1ミリシーベルト。その数字の重さ。除染の基準値はどこでもここでも1ミリ。
1、5だったら、3,0だったら・・・。実は誰もわかっていない。正解を知らない。
空間線量だけを言うなら、一昨年の数値を言うなら、避難してきた川内村の一部よりも郡山の方が高かったはず。
常時宿泊が可能になる都路のその地区。住民は国から貸与される個人線量計とデータ読み取り機を常時携行することになるらしい。
1ミリシーベルトの“呪縛”が定着した中で、全住民が常時宿泊に応じるのか。
もう一つの数字の問題。100ベクレルという基準。食品の安全基準値。
放射線の無い世界なんてどこにもない。
川内村の農業をやっている人が書いていた。乳牛用の牧草。隣の草地から100ベクレルを少しだけ上回るセシウムが検出された。そこの牛乳組合が設けている自主規制値は30ベクレル。使えない牧草を刈るというむなしい作業が続いていると。

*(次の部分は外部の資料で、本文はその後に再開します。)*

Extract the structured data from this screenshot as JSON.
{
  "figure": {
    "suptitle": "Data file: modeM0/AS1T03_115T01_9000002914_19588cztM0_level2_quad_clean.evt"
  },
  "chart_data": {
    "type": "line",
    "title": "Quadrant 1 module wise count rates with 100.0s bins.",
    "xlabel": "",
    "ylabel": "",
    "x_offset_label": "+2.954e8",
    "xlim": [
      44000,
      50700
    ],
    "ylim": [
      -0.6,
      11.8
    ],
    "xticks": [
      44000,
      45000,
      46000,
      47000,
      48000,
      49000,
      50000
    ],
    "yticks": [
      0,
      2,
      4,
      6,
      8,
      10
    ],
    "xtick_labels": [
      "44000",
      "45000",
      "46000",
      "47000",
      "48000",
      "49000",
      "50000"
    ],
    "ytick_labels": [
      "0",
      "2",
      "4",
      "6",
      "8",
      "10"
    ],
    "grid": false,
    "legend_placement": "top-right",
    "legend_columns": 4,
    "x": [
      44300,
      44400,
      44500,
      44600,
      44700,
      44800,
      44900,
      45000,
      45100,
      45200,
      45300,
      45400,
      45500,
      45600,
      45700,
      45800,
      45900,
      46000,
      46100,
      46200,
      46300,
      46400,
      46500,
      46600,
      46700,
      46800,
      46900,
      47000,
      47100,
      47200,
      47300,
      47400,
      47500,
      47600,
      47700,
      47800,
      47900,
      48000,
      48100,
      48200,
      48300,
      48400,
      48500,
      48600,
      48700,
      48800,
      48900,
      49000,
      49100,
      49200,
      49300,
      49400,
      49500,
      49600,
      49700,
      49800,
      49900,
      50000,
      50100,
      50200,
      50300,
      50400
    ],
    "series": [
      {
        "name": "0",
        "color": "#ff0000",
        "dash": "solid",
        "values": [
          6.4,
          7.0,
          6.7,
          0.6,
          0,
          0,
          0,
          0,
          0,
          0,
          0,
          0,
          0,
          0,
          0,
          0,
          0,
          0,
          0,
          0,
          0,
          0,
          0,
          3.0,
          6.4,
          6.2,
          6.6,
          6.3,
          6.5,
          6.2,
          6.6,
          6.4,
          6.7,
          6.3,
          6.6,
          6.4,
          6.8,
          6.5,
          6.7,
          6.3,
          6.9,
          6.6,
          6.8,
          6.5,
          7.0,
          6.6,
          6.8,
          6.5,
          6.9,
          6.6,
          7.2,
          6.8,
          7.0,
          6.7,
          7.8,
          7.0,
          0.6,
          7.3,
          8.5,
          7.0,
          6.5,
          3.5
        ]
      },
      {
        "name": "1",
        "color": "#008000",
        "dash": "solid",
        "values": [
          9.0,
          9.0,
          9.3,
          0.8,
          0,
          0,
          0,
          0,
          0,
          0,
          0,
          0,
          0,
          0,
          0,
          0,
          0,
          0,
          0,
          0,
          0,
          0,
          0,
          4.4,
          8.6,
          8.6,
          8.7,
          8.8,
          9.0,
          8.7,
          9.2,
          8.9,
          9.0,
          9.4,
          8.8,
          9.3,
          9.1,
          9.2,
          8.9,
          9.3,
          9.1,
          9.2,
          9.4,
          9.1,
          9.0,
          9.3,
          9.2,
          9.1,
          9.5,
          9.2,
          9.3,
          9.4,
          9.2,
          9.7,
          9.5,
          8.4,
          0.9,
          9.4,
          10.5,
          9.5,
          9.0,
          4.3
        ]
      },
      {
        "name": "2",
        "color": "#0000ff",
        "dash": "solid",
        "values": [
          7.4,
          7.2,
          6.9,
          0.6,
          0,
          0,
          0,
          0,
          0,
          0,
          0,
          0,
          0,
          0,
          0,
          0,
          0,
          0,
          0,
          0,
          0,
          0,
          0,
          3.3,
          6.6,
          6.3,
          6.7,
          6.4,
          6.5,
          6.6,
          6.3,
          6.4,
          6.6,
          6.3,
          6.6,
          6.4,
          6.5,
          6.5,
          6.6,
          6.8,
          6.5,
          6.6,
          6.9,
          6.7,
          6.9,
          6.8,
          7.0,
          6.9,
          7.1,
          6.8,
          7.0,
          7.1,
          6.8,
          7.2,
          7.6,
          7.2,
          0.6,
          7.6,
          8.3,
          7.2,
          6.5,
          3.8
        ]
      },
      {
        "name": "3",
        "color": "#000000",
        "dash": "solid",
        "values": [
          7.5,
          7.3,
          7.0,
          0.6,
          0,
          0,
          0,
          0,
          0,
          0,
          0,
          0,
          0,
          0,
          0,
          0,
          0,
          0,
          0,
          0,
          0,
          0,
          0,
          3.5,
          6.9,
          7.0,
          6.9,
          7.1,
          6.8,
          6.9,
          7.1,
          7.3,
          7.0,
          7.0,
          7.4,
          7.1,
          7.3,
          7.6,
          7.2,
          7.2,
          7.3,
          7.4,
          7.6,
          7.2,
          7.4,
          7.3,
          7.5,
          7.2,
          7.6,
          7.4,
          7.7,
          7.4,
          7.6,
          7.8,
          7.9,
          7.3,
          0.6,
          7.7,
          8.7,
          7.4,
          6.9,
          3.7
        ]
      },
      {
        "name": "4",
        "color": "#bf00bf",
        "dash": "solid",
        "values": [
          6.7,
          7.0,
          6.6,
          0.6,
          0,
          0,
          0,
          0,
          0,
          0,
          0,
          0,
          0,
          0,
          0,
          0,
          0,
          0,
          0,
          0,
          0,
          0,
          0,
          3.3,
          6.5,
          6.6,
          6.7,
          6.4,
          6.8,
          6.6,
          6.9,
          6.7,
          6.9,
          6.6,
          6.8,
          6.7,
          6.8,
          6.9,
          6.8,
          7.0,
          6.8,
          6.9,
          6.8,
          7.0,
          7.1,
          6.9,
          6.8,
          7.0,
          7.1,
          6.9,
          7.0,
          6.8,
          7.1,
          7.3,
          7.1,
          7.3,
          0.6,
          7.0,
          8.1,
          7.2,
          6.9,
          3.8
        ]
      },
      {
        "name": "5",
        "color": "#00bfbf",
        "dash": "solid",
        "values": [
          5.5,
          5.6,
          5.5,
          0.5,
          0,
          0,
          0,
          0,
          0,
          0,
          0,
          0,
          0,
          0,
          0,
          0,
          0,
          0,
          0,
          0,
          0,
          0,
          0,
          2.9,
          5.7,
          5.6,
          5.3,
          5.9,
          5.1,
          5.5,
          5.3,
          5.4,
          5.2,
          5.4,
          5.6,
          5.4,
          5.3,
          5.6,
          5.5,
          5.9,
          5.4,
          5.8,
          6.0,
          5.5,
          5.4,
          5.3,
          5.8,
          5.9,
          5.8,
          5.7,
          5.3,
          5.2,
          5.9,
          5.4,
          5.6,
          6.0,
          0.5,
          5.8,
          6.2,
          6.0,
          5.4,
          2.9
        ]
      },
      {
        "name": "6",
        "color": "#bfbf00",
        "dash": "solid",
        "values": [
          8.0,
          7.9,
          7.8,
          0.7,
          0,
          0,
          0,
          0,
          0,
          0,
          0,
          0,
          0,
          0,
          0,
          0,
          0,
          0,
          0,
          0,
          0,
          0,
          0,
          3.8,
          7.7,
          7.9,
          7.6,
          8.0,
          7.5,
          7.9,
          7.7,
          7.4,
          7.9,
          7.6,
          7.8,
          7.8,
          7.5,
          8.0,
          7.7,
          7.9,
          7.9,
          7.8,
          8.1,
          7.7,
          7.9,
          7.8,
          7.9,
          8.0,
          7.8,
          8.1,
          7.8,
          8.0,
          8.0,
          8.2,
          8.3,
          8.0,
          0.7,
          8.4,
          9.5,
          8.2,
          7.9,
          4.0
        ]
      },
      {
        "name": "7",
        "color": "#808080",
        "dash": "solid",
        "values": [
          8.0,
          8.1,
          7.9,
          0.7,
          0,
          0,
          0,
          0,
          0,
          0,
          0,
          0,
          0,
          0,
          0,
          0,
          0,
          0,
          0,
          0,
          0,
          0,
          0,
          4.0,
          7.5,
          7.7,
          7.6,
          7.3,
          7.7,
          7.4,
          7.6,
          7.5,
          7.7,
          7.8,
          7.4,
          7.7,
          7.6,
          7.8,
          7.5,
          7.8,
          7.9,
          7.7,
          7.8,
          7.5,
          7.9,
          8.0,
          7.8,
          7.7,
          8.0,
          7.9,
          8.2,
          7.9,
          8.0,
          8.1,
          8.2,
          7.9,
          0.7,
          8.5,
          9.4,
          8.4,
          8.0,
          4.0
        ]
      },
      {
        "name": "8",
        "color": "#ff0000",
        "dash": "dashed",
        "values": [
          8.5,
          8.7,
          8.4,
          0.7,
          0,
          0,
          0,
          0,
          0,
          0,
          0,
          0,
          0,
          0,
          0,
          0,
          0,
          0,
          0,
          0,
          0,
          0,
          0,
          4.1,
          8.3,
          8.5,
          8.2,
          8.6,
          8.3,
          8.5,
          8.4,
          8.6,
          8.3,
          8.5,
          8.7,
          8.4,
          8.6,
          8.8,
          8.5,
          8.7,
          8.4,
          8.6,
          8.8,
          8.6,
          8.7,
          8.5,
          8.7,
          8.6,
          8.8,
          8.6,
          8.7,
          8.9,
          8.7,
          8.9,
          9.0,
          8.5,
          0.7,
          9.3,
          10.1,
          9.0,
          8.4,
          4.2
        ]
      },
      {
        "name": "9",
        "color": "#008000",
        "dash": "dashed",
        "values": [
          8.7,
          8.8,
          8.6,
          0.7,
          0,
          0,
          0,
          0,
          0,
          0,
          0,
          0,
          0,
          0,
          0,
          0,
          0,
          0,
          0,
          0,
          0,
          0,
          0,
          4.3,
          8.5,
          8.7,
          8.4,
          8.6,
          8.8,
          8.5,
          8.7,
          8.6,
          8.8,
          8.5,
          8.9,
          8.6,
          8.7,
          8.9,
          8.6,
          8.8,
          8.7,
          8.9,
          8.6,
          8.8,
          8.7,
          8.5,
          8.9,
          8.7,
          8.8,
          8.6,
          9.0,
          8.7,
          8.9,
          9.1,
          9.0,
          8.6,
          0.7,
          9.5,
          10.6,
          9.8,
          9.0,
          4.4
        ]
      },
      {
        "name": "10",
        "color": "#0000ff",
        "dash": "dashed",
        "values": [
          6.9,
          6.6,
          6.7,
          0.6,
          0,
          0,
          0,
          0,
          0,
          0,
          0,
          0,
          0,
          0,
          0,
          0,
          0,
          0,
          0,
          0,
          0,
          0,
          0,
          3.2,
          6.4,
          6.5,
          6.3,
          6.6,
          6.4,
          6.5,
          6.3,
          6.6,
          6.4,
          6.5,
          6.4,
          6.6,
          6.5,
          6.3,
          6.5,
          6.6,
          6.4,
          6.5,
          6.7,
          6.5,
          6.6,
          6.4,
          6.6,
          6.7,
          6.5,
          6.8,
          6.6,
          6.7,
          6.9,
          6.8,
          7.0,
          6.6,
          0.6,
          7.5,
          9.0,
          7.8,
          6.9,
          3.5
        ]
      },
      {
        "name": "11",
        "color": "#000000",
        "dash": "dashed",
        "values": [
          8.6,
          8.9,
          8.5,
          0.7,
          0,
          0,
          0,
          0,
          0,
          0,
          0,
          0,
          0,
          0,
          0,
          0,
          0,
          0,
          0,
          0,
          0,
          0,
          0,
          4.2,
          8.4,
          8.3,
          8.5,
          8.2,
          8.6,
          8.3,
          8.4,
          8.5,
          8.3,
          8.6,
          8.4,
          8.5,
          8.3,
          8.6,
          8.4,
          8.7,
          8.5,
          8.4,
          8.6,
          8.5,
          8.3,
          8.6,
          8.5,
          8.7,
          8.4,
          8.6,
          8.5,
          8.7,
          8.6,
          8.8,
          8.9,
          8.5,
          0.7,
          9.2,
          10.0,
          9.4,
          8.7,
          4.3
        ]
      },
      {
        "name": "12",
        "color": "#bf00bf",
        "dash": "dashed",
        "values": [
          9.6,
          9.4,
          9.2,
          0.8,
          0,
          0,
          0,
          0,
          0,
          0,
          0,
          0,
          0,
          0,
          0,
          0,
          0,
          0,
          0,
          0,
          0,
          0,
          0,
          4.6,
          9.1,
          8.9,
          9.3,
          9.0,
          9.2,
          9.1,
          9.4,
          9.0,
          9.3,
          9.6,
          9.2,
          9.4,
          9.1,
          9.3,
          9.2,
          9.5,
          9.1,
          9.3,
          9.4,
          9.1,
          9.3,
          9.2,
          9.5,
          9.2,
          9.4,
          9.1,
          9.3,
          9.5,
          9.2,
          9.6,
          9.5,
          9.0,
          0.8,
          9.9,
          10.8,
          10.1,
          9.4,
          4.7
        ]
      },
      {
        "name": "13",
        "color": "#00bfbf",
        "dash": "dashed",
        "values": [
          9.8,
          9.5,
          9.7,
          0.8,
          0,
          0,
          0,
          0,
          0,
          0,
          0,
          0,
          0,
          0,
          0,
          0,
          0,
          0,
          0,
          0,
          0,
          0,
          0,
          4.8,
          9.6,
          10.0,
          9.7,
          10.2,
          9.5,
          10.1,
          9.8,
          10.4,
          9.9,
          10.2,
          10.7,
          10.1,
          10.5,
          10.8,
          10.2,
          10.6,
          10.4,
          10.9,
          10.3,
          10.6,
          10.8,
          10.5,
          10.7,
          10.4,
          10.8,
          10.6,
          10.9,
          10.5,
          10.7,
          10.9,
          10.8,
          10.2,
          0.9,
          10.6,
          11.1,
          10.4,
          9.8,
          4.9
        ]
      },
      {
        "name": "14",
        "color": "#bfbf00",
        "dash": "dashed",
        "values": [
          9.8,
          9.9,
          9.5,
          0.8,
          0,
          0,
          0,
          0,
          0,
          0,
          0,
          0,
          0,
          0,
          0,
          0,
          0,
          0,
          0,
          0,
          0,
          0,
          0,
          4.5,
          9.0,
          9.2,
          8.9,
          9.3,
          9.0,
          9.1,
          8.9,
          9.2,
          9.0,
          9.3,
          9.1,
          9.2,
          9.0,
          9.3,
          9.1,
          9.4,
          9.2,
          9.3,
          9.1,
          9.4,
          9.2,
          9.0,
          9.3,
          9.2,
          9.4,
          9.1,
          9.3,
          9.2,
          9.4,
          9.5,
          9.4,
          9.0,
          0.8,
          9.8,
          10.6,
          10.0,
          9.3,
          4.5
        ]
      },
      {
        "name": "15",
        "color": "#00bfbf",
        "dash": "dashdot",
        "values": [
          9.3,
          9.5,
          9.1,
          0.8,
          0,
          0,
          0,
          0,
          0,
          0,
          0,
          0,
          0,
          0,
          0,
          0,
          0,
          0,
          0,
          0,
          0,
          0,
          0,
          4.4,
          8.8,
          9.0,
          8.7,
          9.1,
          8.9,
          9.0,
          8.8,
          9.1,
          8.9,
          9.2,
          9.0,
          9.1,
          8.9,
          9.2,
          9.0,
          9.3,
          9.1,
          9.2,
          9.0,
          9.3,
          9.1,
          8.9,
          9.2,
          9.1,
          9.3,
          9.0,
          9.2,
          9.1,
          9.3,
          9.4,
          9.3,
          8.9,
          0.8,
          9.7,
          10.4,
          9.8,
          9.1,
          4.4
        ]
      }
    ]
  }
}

もはや、こと原子力、放射性物質にかんしては、それが国際的な権威がある機関の数字であても、「すでにして権威に信頼を失った人たちは、数字を信用しない。
数値の中での生活、“監視”されながらの生活。補償とか権利の問題ではなく、被害が出るか、出ないか。因果関係がどうなるのか。自分なりの判断基準を持った人、持てない人、たぶん、大量に被ばくしているであろう原発作業員。
爆発事故から2年半になる。1ミリシーベルトと20ミリシーベルトのはざまで、福島の人たちは暮らしている。そして数字は、問題をより複雑化させ、数字が人のこころを壊しさえもしている。
早期帰還は政府の“陰謀”と言っていられる人がうらやましいかも。そうかもしれないが、時の経過はより深刻であり、複雑になる一方なのだ。
福島県民でも、「何もかんがえていない」ように見える人たちもいる。だから余計に複雑なのだ。
「反」とか「脱」とか言って“正義”を語っている人たちとの間には、埋まらない溝が増えてきているという実感。